Deshalb ist der Staat auch sehr erfinderisch dabei, Steuern zu erheben und einzutreiben.

Die Steuererhebung unterscheidet sich

Die Erhebung der Steuer unterscheidet sich jedoch, je nach Art der Arbeit oder der Kapitaleinkünfte, erheblich. So müssen beispielsweise Angestellte jeden Monat ihre Lohnsteuer zahlen. Sie wird unaufgefordert direkt vom Konto des Arbeitgebers an das Finanzamt überwiesen.

Selbstständige hingegen müssen ihre Steuerschuld selbst ermitteln, das Finanzamt teilt ihnen dann mit, wieviel sie monatlich oder vierteljährlich berappen müssen. Bei Kapitalerträgen wiederum führen die Banken die Abgeltungssteuer direkt ans Finanzamt ab.

Welche Steuern fallen beim Zweitjob an?

Bei den Steuern Zweitjob sieht die Sache jedoch ganz anders aus. Hier hängt die Besteuerung, auch die Bezahlung der Sozialkosten wie Arbeitslosenversicherung, Rentenversicherung, Krankenversicherung usw., sehr von der gesetzlichen Grundlage des Jobs ab.

Ein Zweitjob auf Lohnsteuerkarte wird genau wie der eines Erstjobs behandelt.

Der Arbeitgeber ermittelt die Höhe der abzuführenden Lohnsteuer und überweist sie ans Finanzamt.

Die Steuerklasse 6 gilt für den Zeitjob

Im Unterschied zum ersten Job wird der Zweitjob auf Lohnsteuerkarte grundsätzlich in Der Lohnsteuerklasse für Zweitjobs, nämlich Lohnsteuerklasse 6 eingeordnet.
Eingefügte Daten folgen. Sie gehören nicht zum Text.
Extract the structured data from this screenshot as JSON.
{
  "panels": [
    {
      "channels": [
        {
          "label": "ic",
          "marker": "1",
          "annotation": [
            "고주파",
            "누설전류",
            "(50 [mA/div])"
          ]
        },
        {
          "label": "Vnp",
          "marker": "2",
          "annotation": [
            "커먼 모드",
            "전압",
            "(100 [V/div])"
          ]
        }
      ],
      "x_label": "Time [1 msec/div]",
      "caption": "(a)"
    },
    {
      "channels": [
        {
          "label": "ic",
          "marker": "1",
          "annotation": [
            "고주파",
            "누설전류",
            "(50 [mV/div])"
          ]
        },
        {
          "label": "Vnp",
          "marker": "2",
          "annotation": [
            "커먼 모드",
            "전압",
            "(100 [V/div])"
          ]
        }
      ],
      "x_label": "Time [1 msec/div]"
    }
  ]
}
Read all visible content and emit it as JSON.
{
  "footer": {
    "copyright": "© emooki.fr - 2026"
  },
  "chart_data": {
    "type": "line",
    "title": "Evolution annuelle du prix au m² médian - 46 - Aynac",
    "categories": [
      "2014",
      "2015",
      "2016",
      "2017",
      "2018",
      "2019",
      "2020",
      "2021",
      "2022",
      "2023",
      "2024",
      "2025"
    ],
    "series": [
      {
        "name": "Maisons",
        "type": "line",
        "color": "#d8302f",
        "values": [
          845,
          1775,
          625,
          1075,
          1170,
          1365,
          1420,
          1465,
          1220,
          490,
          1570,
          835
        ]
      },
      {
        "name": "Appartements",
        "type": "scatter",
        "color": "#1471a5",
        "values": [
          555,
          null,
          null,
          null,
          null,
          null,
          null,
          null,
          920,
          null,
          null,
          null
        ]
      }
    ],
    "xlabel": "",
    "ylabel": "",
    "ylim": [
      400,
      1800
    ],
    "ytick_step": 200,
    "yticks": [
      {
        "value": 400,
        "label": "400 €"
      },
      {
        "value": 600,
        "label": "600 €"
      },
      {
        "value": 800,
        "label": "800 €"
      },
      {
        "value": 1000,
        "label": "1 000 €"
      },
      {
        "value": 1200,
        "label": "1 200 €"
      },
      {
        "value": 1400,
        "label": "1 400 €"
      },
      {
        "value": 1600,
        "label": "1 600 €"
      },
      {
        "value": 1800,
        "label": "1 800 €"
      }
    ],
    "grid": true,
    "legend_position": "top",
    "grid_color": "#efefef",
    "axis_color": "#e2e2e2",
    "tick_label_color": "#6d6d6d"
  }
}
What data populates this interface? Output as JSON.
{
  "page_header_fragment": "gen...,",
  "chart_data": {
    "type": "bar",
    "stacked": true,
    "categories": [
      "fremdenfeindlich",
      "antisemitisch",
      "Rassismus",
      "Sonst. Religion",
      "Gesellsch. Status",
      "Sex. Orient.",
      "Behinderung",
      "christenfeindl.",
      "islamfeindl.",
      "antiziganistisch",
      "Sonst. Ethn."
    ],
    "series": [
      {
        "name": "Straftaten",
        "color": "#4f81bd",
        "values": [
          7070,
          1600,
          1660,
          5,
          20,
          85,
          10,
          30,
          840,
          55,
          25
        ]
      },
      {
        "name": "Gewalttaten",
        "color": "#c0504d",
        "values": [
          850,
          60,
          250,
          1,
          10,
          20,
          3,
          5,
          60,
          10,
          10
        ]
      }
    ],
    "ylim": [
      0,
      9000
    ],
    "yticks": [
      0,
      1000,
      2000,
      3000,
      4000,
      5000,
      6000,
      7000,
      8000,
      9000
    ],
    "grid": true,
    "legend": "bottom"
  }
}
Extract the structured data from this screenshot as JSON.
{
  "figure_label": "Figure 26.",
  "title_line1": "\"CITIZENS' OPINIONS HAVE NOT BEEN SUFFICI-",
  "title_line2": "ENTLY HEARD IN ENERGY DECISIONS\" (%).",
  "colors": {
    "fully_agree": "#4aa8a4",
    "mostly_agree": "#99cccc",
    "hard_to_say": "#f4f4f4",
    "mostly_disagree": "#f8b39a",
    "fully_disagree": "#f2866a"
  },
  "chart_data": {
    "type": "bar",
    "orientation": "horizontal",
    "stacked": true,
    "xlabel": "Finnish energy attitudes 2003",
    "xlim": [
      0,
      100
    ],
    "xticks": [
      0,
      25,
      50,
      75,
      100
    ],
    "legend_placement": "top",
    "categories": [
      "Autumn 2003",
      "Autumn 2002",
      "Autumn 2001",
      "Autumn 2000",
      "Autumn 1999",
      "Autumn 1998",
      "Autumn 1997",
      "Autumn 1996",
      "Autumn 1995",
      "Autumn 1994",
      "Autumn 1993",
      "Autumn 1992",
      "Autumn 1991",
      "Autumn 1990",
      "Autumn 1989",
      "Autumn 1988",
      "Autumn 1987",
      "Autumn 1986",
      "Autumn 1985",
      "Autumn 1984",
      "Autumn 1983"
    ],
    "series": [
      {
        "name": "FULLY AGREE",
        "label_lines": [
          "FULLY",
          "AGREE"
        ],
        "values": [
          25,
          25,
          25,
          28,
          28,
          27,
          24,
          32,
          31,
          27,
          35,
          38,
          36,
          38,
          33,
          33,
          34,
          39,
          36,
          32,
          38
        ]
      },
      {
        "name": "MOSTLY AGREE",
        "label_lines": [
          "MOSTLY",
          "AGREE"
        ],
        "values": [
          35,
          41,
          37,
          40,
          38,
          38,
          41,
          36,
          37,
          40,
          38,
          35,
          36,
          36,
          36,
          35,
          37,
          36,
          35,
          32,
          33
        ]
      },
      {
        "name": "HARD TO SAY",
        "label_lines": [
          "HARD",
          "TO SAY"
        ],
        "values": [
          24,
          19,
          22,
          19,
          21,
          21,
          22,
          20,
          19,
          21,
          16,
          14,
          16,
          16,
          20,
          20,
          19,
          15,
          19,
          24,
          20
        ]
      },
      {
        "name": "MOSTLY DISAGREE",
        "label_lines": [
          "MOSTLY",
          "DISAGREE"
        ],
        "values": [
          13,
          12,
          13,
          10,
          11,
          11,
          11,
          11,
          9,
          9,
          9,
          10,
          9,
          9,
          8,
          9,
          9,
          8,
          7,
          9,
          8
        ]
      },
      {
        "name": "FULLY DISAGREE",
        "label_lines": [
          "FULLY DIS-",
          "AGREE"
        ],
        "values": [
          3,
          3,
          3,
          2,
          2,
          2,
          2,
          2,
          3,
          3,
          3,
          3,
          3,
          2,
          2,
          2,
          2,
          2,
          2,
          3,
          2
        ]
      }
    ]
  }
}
Das bedeutet, dass hier immer 50 % des Bruttoeinkommens an den Staat abgeführt werden müssen.

Hinzu kommen noch die Sozialabgaben zu den Lohnabzügen. So kann es ganz locker passieren, dass ein Arbeitnehmer, der auf Lohnsteuerklasse 6 arbeitet, 70 % seines Bruttolohnes abführen muss.

Steuern, wenn der Zweitjob ein Minijob ist

Anders ist das jedoch bei einem Zweitjob als Minijob. Beim Minijob müssen prinzipiell auch Steuern und Sozialabgaben bezahlt werden. Aber nicht vom Arbeitnehmer.

Der Arbeitgeber muss einen Minijobber bei der Minijobzentrale der Knappschaft anmelden. An diese führt er 22 % des Bruttolohnes für diesen Minijob pauschal ab. Damit sind alle Steuern und Sozialabgaben (mit Ausnahme der Rentenversicherungsbeiträge des Arbeitnehmers) beglichen.

Der Zweitjob ist ein Minijob – dann gilt brutto gleich netto

Der Arbeitnehmer muss sich also um nichts kümmern. Und er kann sicher sein: Was vertraglich vereinbart ist, erhält er auch brutto gleich netto auf die Hand.

Allerdings gibt es bei den Arbeitgebern auch schwarze Schafe, die die 22 % pauschale Steuer ungefragt die Arbeitnehmer bezahlen lassen.